Evaluating the Robustness of Neural Language Models to Input
Perturbations
- URL: http://arxiv.org/abs/2108.12237v1
- Date: Fri, 27 Aug 2021 12:31:17 GMT
- Title: Evaluating the Robustness of Neural Language Models to Input
Perturbations
- Authors: Milad Moradi, Matthias Samwald
- Abstract summary: In this study, we design and implement various types of character-level and word-level perturbation methods to simulate noisy input texts.
We investigate the ability of high-performance language models such as BERT, XLNet, RoBERTa, and ELMo in handling different types of input perturbations.
The results suggest that language models are sensitive to input perturbations and their performance can decrease even when small changes are introduced.

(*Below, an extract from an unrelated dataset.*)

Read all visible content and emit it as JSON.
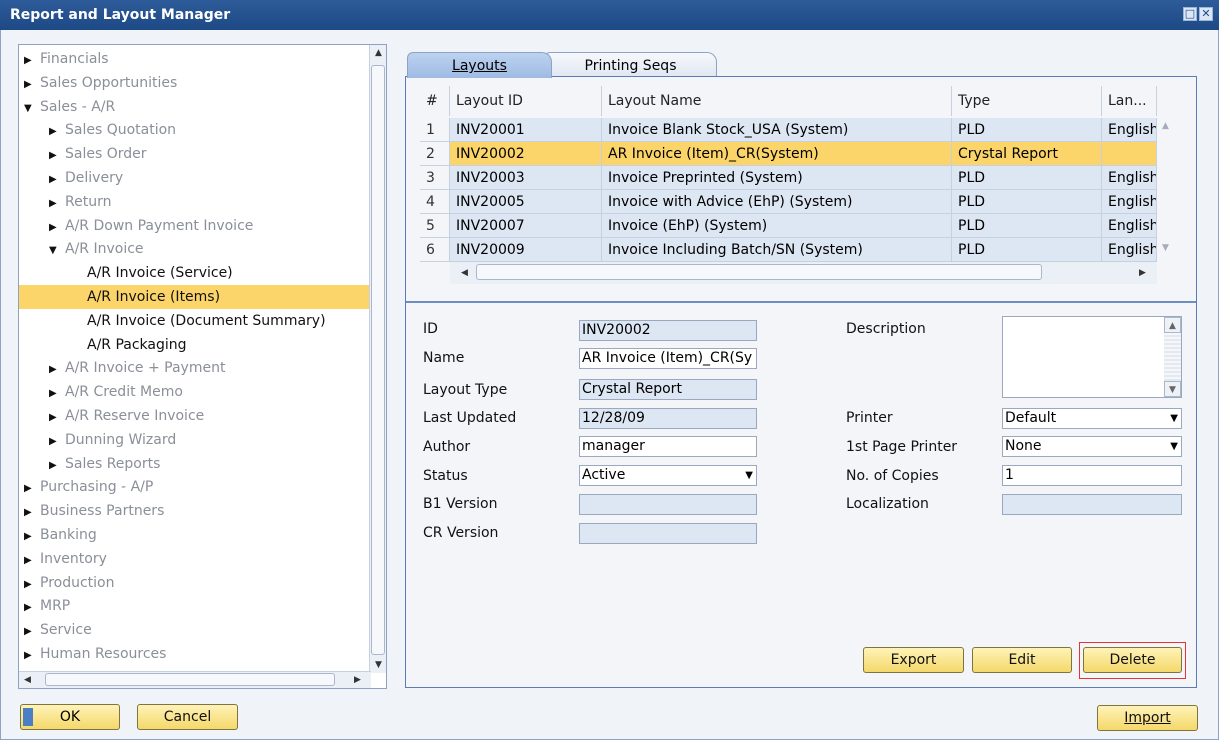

- Score: 7.064032374579076
- License: http://arxiv.org/licenses/nonexclusive-distrib/1.0/
- Abstract: High-performance neural language models have obtained state-of-the-art
results on a wide range of Natural Language Processing (NLP) tasks. However,
results for common benchmark datasets often do not reflect model reliability
and robustness when applied to noisy, real-world data. In this study, we design
and implement various types of character-level and word-level perturbation
methods to simulate realistic scenarios in which input texts may be slightly
noisy or different from the data distribution on which NLP systems were
trained. Conducting comprehensive experiments on different NLP tasks, we
investigate the ability of high-performance language models such as BERT,
XLNet, RoBERTa, and ELMo in handling different types of input perturbations.
The results suggest that language models are sensitive to input perturbations
and their performance can decrease even when small changes are introduced. We
highlight that models need to be further improved and that current benchmarks
are not reflecting model robustness well. We argue that evaluations on
perturbed inputs should routinely complement widely-used benchmarks in order to
yield a more realistic understanding of NLP systems robustness.